Die „Partei Gottes“ hat offenbar eher die nächsten Wahlen im Blick, die im kommenden Jahr stattfinden, als einen neuen Waffengang. „Die Hizbullah muss zwischen den Interessen der libanesischen Schiiten und den strategischen Interessen Irans wählen“, sagt Antoine Haddad, der Generalsekretär des Exekutivkomitees der syrienkritischen, liberalen Partei der „Demokratischen Erneuerungsbewegung“. Der Graben zwischen beiden Interessen werde immer größer, sagt Haddad.
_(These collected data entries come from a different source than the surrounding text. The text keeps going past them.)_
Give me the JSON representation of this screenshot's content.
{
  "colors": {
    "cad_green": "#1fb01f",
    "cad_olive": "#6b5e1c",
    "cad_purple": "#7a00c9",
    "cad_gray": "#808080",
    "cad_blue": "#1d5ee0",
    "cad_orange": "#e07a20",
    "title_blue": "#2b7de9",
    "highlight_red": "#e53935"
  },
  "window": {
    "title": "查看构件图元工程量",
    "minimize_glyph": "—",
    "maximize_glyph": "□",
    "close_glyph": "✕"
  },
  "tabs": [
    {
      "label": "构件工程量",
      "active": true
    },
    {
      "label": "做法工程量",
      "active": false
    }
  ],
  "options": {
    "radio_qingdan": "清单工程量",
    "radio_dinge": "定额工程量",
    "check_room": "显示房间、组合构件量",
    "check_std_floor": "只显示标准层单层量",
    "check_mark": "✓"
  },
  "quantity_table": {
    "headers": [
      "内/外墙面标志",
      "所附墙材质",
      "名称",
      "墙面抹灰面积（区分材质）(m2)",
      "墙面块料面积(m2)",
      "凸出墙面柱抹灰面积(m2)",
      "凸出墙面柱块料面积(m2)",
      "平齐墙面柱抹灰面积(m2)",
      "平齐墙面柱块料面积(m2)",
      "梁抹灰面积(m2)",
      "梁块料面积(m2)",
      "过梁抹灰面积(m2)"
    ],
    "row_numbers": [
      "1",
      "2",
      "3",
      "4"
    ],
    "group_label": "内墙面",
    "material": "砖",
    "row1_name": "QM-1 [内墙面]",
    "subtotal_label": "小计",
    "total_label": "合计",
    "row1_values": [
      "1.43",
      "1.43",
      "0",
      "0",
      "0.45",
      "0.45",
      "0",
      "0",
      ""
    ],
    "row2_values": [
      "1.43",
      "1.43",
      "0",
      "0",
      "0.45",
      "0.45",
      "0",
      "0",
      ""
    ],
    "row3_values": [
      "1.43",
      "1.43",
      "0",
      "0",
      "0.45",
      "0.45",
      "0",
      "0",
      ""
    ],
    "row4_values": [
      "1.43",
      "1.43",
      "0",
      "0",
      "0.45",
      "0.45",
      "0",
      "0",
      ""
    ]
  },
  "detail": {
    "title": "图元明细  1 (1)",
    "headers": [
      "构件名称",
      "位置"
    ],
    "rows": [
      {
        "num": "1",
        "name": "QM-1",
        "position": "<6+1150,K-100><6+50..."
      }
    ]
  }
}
Denn seit die Hizbullah der Regierung angehöre, mache die schiitische Wählerschaft auch sie für die zahlreichen Stromausfälle, die Arbeitslosigkeit und de schlechte wirtschaftliche Lage mitverantwortlich.
Die Schiiten als große Aufsteiger
Im Libanon waren die lange verarmten und marginalisierten Schiiten in den vergangenen Jahrzehnten die großen Aufsteiger. „Der schiitische Südlibanon ist heute Boomregion, der sunnitische Nordlibanon hingegen eine Krisenregion“, sagt Stefan Leder, der Direktor des deutschen Orient-Instituts in Beirut. Iran hat seit dem Krieg von 2006 viel Geld in den Südlibanon investiert, das meiste kommt aber von den schiitischen Händlern, die in Afrika reich geworden sind. Um den neuen Wohlstand nicht zu gefährden, wolle im Süden keiner einen Krieg, heißt es. Die gut organisierte Hizbullah vertritt politisch die gesellschaftlichen Aufsteiger. Die protzigen Fassaden der – oft leerstehenden – Häuser in Beiruts Innenstadt, die der frühere sunnitische Ministerpräsidenten Rafiq al Hariri wieder aufbauen ließ, stehen dagegen für das Fehlen eines sunnitischen Zukunftsprojekts im Libanon. Selbst an der Beiruter Jesuitenuniversität St. Joseph stellen die Schiiten schon ein Drittel der Studenten.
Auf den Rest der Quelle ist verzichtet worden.